Difficult terrain, no support
Almost one year after Roe v. Wade was overturned, speculation about what would happen in Wisconsin if its ancient abortion ban suddenly took effect has given way to grim reality. Reporting by the Wisconsin Examiner finds that the concerns of the mothers Tone Madison spoke with aren’t unfounded. At a press conference on January 23 (Maternal Health Awareness Day), Wisconsin doctors described nightmare scenarios that have already taken place, including women being denied care during miscarriages, or forced to wait until they’re gravely ill to get help. It is distressingly easy to imagine the Wisconsin abortion ban costing someone their life. It is already causing profound trauma and illness.
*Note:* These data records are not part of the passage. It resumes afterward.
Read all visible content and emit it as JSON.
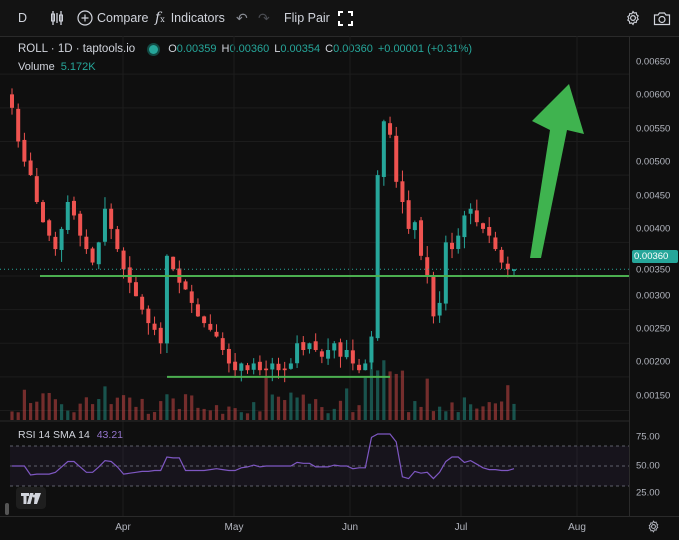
{
  "toolbar": {
    "interval": "D",
    "compare": "Compare",
    "indicators": "Indicators",
    "flip_pair": "Flip Pair"
  },
  "legend": {
    "symbol": "ROLL · 1D · taptools.io",
    "open_label": "O",
    "open": "0.00359",
    "high_label": "H",
    "high": "0.00360",
    "low_label": "L",
    "low": "0.00354",
    "close_label": "C",
    "close": "0.00360",
    "change": "+0.00001 (+0.31%)",
    "volume_label": "Volume",
    "volume": "5.172K"
  },
  "rsi": {
    "label": "RSI 14 SMA 14",
    "value": "43.21"
  },
  "price_axis": {
    "ticks": [
      "0.00650",
      "0.00600",
      "0.00550",
      "0.00500",
      "0.00450",
      "0.00400",
      "0.00350",
      "0.00300",
      "0.00250",
      "0.00200",
      "0.00150"
    ],
    "current": "0.00360"
  },
  "rsi_axis": {
    "ticks": [
      "75.00",
      "50.00",
      "25.00"
    ]
  },
  "date_axis": {
    "labels": [
      "Apr",
      "May",
      "Jun",
      "Jul",
      "Aug"
    ]
  },
  "colors": {
    "up": "#26a69a",
    "down": "#ef5350",
    "line": "#4caf50",
    "arrow": "#3fb34f",
    "rsi": "#7e57c2"
  },
  "chart_data": {
    "type": "candlestick",
    "price_range": [
      0.0013,
      0.0068
    ],
    "rsi_range": [
      20,
      85
    ],
    "close_series": [
      0.006,
      0.0055,
      0.0052,
      0.005,
      0.0046,
      0.0043,
      0.0041,
      0.0039,
      0.0042,
      0.0046,
      0.0044,
      0.0041,
      0.0039,
      0.0037,
      0.004,
      0.0045,
      0.0042,
      0.0039,
      0.0036,
      0.0034,
      0.0032,
      0.003,
      0.0028,
      0.0027,
      0.0025,
      0.0038,
      0.0036,
      0.0034,
      0.0033,
      0.0031,
      0.0029,
      0.0028,
      0.0027,
      0.0026,
      0.0024,
      0.0022,
      0.0021,
      0.0022,
      0.0021,
      0.0022,
      0.0021,
      0.0021,
      0.0022,
      0.0021,
      0.0021,
      0.0022,
      0.0025,
      0.0024,
      0.0025,
      0.0024,
      0.0023,
      0.0024,
      0.0025,
      0.0023,
      0.0024,
      0.0022,
      0.0021,
      0.0022,
      0.0026,
      0.005,
      0.0058,
      0.0056,
      0.0049,
      0.0046,
      0.0042,
      0.0043,
      0.0038,
      0.0035,
      0.0029,
      0.0031,
      0.004,
      0.0039,
      0.0041,
      0.0044,
      0.0045,
      0.0043,
      0.0042,
      0.0041,
      0.0039,
      0.0037,
      0.0036,
      0.0036
    ],
    "support_line": 0.0035,
    "bottom_line": 0.002
  }
}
And yet Republicans in the state legislature have abandoned Wisconsin to that fate by refusing to take up the ban in session, or even to allow a statewide vote on overturning the ban.
Meanwhile, all four of the mothers I spoke with have navigated pregnancy, birth, and parenting during a world-historic pandemic that has been notoriously difficult for parents. This same period has brought about dramatic inflation and cost of living increases, an ongoing childcare crisis, and shortages of essential goods like formula and infant Tylenol. This last shortage points to yet another ongoing hardship that began hitting the parents of young children last fall—a tripledemic of influenza, COVID, and RSV that has packed children’s hospitals and increased demand for baby Tylenol.
But while lawmakers see fit to leave a ban in place that intervenes in families’ reproductive healthcare decisions, there’s been little intervention to solve any of these problems or provide additional support to those who need it. Instead, families are left to navigate the hurdles as best they can on their own. In so many ways, the difficult circumstances facing families right now, and the lack of meaningful government response, reveal the hollow aims of the “pro-life” movement. In a post-Roe state, where the wildest fantasies of anti-abortion activists and politicians have come true, parents, families, and even children themselves are not being treated in ways that might indicate they’re held sacred. Any pretense that banning abortion was about making the world a better place has fallen flat.